In previous books, videos, and articles, Gottman has taken the position that the basis of a relationship is not indefinable. He defines it with specific numbers, like a strong relationship's magic ratio of five positive interactions for every negative interaction. In What Makes Love Last, he explains that he is not predicting universal divorce rates, which experts commonly estimate to be anywhere from 43 to 67 percent. Rather, he looks at the likely divorce rates of individual couples. Because his accuracy rate is 85 percent, he's confident about the validity of his “new equations.”
Trust is one main indicator that Gottman looks at, since it's at the heart of healthy relationships. To measure that quality, he turned to game theory, in which each person seeks to maximize his or her payoff. Couples with a high level of trust found that they realized their own maximized payoff when both were happy. The research behind Gottman’s conclusions included five groups of 100 to 160 couples observed in managing conflict.
As he explains in the book, Gottman realized he had to come up with a way of scrubbing the data “to cut through this noise and pinpoint the type and frequency of interactions" that were characteristic of high-trust relationships, and of those that typified marital failure. He then classified each response under one of three categories: Nasty, Neutral, and Nice.
While the Neutral category sounds irrelevant, it's actually a key predictor of successful long-term relationships. Gottman points to an exhibit at the Discovery Museum, which featured three minutes of taped arguments between 10 real couples. People were invited to guess which five couples divorced and which five stayed together. With a 50-50 chance, even therapists and marriage counselors were frequently wrong. Their error was “focus[ing] on the fireworks” in the conflict. They failed to note the amount of calm time. As Gottamn explains, the couples who stayed together were the ones who logged the most neutral time.
To arrive at the trust metric, Gottman devised what he calls a trust-o-meter. He had partners individually view a video of their interaction as a couple, using a dial to register positive, negative, or neutral feelings at a particular point in the video. Gottman found an interdependency of reactions with in-sync couples. Their responses on the dial showed that they weren't happy if their partner was unhappy, even if they were not upset themselves at the time.

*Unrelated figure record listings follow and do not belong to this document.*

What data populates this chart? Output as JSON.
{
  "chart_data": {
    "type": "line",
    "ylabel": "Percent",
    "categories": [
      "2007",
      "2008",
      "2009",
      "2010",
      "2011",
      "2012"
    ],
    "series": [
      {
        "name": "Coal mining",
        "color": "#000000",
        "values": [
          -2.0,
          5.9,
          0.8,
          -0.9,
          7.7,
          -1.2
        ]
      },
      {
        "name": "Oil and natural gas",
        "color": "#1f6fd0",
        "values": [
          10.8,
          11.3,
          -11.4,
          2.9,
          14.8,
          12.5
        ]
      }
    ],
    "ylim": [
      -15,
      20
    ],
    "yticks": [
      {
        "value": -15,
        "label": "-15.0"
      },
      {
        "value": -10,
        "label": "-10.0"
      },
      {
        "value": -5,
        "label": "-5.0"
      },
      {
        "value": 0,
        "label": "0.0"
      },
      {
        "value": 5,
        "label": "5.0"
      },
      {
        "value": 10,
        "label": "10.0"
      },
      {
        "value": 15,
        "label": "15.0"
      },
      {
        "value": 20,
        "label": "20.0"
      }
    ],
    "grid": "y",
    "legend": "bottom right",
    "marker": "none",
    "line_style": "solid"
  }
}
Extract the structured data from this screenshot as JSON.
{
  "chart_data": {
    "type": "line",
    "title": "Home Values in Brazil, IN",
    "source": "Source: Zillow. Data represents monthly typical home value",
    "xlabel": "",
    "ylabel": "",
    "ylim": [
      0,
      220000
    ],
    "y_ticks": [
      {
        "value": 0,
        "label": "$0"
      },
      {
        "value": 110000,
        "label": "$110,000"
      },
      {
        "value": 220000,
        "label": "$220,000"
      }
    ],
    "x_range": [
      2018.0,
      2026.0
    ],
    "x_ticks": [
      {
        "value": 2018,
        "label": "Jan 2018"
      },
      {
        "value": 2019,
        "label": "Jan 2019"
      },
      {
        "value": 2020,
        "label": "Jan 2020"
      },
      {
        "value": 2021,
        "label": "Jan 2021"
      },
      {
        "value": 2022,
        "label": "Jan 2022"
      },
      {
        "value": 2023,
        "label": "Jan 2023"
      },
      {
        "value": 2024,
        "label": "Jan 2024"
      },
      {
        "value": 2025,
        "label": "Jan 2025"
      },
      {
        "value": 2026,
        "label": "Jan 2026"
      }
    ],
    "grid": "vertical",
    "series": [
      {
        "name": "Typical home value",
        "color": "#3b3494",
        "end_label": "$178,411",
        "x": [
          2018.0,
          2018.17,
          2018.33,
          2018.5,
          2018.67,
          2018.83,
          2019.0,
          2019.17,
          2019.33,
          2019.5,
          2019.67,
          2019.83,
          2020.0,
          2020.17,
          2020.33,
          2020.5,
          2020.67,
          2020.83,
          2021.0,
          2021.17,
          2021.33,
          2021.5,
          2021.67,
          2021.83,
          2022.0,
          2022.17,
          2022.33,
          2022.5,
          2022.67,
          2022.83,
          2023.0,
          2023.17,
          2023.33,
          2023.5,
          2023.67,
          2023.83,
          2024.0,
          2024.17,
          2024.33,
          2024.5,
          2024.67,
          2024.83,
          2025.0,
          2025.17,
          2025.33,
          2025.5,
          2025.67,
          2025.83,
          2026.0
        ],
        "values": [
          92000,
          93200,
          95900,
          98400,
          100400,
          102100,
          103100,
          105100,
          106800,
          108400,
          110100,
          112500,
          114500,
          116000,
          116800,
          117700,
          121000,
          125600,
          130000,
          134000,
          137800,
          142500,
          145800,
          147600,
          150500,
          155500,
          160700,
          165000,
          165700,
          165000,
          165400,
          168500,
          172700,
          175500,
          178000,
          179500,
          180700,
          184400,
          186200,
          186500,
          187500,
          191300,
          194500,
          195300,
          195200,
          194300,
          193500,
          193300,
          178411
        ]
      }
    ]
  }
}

Couples who were completely out of sync would do the opposite: They would demonstrate a positive response to their partner’s unhappiness, seeing themselves in a win-lose relationship. Gottman viewed that as “a betrayal metric,” an indication of “how unwilling each partner is to sacrifice for the other and the relationship.” A high score here is not a good thing.
Another key predictor of continued marriage is turning toward each other during “sliding door moments,” which are the bids for attention that one extends to the other. “When one partner expresses a need for connection, the other’s response is either to slide open a door and walk through or keep it shut and turn away,” says Gottman.
Being attuned to a partner's needs makes one more likely to offer the right response, which strengthens the bond. Ignoring the opportunity could weaken the bond, Gottman says. The couples who stayed together turned toward each other 86 percent of the time, while those who didn’t stay together only did so 33 percent of the time. Paying attention has a real payoff for marriage success.
If you want to run Gottman’s assessment on your own relationship, the book offers a number of quizzes with explanations of what the scores indicate. You can take one of them online at the Gottman Institute Blog site, which urges you to retake the test after reading the book.
Could your relationship use a little analysis -- or do you prefer to leave the measurements and metrics to the office?